The present conflict at KPFA is a result
of resistance from some station staffers to implementing the reforms
embodied in the new by-laws.
The signers of the letter fail to note
some noteworthy differences between the old Pacifica board and the reformers
who seem to have so alarmed them. The old Pacifica board built their
power on the disempowerment of the listeners and unpaid staff. The reformers
purpose is to bring listener input into the station's processes. The
old Pacifica board was distant, unelected, and unsympathetic to - even
ignorant of - the Pacifica mission. The reformers are long-time KPFA
listeners and staffers who ran in the recent elections for seats on
the Station Board hoping to help make the station as effective and vibrant
a progressive voice as it can be. One way many Pacifica supporters came
to appreciate the nature and seriousness of the threat posed by the
old Pacifica board was by witnessing the old board's attacks on and
eventually its attempt to eliminate Pacifica's flagship program, Democracy
Now! The reverse is true in this situation. The tension between the
present reformers and the signers of the letter was sparked by the decision
of a reformer majority on the station's Program Council to move Democracy
Now! to a better, more accessible airtime (so that listeners who work
from 9-5 can hear it).
The old Pacifica board is not part of
this dispute. The success of the KPFA community and of the nationwide
Pacifica community in overturning their undemocratic rule itself has
created new challenges. Our ability to find our way in this new landscape
will depend, in large part, upon whether we choose to name the issues
or to call names.
What's going on?
We have come to an impasse because some
staff, long accustomed to the previous unaccountable ways of making
decisions and wary of changes in the status quo, have flatly refused
to accept the exercise of listener/board participation mandated by the
new by-laws and other agreements which came out of the struggle. One
of the staff-elected representatives to the Station Board articulated
this view at a recent meeting of the Local Station Board. He told the
Board that KPFA was like an airplane. The listeners were like passengers
who should expect to pay for their tickets and then remain in their
seats leaving the crew to fly the aircraft. It is crazy, he said, to
let the passengers into the cockpit. He called the listener board representatives
and those listeners who had come to watch the board meeting and to participate
in the public comment segment of the meeting 'self appointed guardians
with too much time on their hands'. His unconcealed distain elicited
outrage among many listeners but he declined a plea to apologize and
his allies on the board refused impassioned requests that they disassociate
themselves from his offensive formulation of the proper role of listeners
in KPFA's deliberations.
The chief tactic of those who are resisting
the democratization of decision-making at KPFA has been to, as quietly
as possible, subvert the reforms while paying lip service to democratization.

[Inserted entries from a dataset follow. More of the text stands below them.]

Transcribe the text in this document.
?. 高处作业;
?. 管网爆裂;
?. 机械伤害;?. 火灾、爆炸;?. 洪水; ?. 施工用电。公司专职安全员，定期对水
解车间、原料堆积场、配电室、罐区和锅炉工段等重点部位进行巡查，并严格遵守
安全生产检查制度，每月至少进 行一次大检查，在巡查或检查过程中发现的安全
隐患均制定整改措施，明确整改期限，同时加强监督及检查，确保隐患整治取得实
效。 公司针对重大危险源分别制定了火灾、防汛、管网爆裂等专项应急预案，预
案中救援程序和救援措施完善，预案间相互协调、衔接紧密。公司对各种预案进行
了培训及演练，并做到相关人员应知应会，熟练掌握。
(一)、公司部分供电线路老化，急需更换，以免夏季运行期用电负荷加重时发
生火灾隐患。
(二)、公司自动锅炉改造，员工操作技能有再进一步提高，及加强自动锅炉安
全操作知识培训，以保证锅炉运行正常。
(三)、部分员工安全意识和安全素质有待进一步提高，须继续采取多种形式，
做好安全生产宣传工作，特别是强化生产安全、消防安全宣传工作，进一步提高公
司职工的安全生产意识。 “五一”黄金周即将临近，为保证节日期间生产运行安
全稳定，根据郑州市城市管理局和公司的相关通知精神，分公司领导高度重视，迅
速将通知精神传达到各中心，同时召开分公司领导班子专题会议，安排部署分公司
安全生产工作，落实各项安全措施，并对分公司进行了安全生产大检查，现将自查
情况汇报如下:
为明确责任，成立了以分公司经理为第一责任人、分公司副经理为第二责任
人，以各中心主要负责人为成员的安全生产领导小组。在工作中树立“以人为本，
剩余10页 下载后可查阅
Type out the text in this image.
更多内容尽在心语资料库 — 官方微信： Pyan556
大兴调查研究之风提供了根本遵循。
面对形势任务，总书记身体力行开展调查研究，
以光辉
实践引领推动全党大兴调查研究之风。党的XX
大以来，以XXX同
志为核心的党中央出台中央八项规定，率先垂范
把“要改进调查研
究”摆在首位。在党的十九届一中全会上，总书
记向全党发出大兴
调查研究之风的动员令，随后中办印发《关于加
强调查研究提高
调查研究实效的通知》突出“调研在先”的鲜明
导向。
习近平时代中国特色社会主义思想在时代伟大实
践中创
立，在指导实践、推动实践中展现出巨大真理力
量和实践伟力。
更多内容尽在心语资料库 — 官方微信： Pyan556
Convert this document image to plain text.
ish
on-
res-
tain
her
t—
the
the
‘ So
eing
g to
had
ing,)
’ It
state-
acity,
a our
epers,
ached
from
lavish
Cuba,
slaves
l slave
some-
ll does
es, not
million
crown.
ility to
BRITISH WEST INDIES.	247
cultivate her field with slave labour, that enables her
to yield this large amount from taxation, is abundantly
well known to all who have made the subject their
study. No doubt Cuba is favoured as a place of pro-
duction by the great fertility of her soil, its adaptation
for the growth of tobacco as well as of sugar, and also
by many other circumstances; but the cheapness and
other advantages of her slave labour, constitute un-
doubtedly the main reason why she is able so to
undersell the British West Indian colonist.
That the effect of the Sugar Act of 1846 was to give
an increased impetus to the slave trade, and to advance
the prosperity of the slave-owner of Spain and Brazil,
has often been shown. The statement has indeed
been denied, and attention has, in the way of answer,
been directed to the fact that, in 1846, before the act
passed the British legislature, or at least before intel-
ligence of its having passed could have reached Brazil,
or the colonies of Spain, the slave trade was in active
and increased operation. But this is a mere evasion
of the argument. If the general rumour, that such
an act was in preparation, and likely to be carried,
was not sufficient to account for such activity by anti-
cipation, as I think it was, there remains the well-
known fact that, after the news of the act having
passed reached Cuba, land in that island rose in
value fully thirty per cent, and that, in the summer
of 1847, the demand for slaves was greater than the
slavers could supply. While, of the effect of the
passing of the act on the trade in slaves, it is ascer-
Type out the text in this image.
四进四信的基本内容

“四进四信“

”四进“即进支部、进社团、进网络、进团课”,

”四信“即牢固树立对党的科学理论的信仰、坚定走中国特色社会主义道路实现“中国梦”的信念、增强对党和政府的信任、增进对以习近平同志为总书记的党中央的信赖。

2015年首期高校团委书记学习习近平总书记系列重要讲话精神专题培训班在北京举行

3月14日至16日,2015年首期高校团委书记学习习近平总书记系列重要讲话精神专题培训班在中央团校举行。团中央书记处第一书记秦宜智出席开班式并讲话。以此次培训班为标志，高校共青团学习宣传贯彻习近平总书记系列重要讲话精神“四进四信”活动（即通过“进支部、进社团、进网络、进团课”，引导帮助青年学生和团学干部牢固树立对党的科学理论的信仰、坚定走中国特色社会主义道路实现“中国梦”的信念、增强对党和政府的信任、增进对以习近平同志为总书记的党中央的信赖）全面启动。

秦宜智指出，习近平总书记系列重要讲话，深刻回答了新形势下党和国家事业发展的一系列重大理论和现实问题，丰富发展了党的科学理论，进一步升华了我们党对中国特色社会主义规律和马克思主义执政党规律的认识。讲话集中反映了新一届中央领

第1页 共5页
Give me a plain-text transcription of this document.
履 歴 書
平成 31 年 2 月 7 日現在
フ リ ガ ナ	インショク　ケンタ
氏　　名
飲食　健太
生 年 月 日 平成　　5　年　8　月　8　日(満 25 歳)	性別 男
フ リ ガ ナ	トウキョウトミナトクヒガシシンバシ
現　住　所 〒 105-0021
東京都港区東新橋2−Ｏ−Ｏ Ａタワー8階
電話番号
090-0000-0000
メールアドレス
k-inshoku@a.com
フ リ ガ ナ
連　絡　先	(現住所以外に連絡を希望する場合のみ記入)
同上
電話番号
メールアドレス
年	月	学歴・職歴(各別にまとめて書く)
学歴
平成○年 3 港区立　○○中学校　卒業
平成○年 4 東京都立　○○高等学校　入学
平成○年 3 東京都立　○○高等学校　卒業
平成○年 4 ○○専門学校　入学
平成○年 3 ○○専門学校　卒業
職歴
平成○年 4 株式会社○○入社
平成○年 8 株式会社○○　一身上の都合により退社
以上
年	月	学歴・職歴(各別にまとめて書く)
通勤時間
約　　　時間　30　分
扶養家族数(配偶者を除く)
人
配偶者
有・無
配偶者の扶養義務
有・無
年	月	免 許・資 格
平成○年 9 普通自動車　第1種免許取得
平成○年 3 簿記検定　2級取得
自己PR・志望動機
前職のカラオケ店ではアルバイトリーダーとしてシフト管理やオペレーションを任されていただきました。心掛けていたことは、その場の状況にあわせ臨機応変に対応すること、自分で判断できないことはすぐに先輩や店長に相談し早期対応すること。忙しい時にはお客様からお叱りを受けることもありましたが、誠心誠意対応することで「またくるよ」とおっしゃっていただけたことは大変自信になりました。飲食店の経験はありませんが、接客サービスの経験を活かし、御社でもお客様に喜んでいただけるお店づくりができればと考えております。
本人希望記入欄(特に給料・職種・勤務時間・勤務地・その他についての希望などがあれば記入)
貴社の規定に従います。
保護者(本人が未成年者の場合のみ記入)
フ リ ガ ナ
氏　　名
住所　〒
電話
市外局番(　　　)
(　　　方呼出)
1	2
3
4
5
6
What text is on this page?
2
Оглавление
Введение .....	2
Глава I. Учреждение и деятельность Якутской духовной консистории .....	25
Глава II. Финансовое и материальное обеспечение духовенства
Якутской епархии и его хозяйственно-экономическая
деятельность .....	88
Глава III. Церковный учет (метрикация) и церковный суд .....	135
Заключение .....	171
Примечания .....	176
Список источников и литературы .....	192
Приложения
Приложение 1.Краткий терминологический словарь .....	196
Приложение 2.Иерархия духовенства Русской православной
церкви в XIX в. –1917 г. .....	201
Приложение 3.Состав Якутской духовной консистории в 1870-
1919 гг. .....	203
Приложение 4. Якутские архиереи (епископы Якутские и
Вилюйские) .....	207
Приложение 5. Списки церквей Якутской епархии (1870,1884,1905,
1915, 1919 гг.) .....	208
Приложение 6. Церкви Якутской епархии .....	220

They are not always as open about their perspective as that staff-elected
board member was at that unguarded moment but the unfortunate fact is
that the airplane analogy is a frank expression of a widely held rejectionist
stance.
After the immense effort by KPFA listeners
to rescue KPFA and Pacifica from an isolated and self-selecting clique
it is heartbreaking to hear people who should know better argue that
the right to participate in station decision-making cannot be entrusted
to people who are 'unfamiliar with radio' (as another catch phrase of
the reform-rollback effort has it). This is plain nonsense and it is
sad to see that some of the same staffers whose willingness to disempower
listeners and unpaid staff did so much to encourage and enable the Pat
Scott/Mary Francis Berry/Lynn Chadwick assault on the network have returned
to their old analysis of who is and who is not suitable for inclusion
in station decision-making now that the threat from the old Pacifica
Board seems eliminated.
People untrained in making radio programs
should not be engineering call-in shows or asked to edit news feeds.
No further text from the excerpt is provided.